Heidi Langel erinnert sich an die Anfänge: Zuerst gab es im Weltladen nur Kaffee, Tee und „unmoderne“ Jutetaschen. „Für die Idee des Weltladens interessierten sich nur Menschen, die sich mit der Thematik auseinandersetzten.“ Heute kann der Verbraucher auch fair gehandelte Produkte im Supermarkt kaufen. Allerdings gäbe es im Weltladen immer noch besondere Stücke, die es sonst nirgends gibt, wie Kunsthandwerk oder Taschen und Textilien. Die Fair-Trade-Organisation GEPA betreibe in den Entwicklungsländern Aufklärung, damit Produkte hergestellt werden, die in Europa auf Interesse stoßen, beispielsweise modische Handtaschen und Tücher.
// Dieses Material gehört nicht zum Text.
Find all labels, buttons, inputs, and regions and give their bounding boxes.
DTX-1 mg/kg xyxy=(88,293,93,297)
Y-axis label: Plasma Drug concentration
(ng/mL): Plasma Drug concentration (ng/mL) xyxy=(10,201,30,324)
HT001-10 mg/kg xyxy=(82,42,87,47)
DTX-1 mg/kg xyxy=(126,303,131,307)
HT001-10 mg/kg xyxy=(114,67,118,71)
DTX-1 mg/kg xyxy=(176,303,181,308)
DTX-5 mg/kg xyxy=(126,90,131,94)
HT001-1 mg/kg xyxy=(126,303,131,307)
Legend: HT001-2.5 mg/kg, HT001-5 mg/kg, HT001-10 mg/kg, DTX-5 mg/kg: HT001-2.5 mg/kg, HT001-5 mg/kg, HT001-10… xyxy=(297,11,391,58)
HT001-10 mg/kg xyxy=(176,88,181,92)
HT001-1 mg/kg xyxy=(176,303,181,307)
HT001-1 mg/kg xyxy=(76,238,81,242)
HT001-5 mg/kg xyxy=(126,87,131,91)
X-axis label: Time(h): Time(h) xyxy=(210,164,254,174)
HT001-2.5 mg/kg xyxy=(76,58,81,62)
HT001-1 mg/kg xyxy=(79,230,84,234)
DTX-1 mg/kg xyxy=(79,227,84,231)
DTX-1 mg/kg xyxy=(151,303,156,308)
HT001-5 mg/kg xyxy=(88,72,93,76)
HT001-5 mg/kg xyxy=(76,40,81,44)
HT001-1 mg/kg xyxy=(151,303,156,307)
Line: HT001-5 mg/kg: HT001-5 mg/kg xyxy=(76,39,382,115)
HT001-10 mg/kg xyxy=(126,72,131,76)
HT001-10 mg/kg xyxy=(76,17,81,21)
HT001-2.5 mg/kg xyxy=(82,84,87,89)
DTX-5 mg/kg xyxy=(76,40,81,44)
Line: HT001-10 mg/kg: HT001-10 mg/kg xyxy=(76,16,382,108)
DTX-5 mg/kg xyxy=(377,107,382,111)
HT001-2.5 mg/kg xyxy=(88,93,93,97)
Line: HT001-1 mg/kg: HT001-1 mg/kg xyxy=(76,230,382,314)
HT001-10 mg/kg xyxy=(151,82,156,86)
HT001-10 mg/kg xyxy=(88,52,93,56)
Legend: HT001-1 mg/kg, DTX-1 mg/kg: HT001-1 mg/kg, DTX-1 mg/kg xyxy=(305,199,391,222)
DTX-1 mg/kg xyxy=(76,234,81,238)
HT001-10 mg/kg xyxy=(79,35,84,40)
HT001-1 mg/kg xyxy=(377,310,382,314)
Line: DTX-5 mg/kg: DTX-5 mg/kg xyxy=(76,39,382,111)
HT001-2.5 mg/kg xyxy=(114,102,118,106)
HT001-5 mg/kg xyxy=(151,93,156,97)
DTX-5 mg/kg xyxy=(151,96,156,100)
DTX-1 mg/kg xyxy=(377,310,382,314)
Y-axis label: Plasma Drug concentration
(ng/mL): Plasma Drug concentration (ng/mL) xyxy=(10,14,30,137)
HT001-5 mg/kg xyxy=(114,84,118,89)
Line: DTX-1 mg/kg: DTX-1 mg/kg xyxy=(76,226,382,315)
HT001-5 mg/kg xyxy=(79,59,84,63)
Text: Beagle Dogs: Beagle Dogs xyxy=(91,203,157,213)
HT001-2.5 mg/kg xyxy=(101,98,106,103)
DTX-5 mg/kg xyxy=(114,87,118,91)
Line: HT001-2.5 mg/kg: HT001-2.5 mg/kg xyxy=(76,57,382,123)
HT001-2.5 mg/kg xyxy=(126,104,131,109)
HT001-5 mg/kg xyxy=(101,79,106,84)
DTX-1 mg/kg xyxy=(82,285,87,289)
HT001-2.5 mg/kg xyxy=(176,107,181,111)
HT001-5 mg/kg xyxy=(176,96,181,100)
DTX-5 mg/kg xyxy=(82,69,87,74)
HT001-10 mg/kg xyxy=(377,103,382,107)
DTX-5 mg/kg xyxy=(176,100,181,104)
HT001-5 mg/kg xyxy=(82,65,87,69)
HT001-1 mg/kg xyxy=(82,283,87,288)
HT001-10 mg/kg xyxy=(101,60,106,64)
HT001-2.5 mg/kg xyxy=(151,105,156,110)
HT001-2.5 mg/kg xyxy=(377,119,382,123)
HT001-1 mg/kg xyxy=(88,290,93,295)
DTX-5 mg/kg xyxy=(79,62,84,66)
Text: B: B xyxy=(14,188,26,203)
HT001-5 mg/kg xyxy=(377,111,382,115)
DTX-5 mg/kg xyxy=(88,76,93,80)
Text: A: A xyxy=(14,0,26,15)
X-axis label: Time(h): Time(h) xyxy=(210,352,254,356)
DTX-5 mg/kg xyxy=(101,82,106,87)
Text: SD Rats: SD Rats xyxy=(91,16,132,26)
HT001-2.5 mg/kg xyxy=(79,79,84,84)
Königsbrunner wünschen sich bessere Bedingungen für Kleinproduzenten
Wer dem Ehepaar Langel zuhört, merkt, dass sie für die Sache brennen. Aber mit der aktiven Arbeit soll jetzt trotzdem Schluss sein. Wolfgang Langel ist 84 und Heidi 75 Jahre alt. Corona tut ein Weiteres. Seit dem Ausbruch der Pandemie haben sich selbstverständlich keine Schulklassen mehr angemeldet, erzählt Wolfgang Langel mit Wehmut. Heidi Langel wendet sich an die rund zwanzig Vereinsmitglieder, die an dem Abschiedsabend dabei sind: „Ich möchte euch ermuntern, dabei zu bleiben und weiter zu machen. In den Entwicklungsländern geht es den Menschen so schlecht, dass sie unsere Hilfe brauchen.“
Ostermeier hebt in ihrer Abschiedsrede die Verdienste des Ehepaars hervor, das sich ganz bewusst für die entwicklungspolitische Arbeit des Weltladens und des Vereins entschieden hat, und sagt: „Ehrenamt ist keine Arbeit, die nicht bezahlt wird. Ehrenamt ist eine Arbeit, die unbezahlbar ist.“ Der Faire Handel ist die größte entwicklungspolitische Bewegung in Deutschland und trage dazu bei, dass mehr als 2,5 Millionen Kleinproduzenten bessere Arbeitsbedingungen und neue Perspektiven haben. Im Gespräch mit unserer Zeitung hebt Ostermeier hervor, dass der Weltladen immer aufgeschlossene Menschen sucht, die sich ehrenamtlich für die gute Idee des fairen Handels einsetzen wollen. Die Arbeit im Weltladen bietet sinnvolle Tätigkeit beim Einkauf, Ladendienst, Dekoration, Homepage, Öffentlichkeits- oder Bildungsarbeit. Wer unverbindlich in die Ladenarbeit reinschnuppern möchte, sei jederzeit willkommen.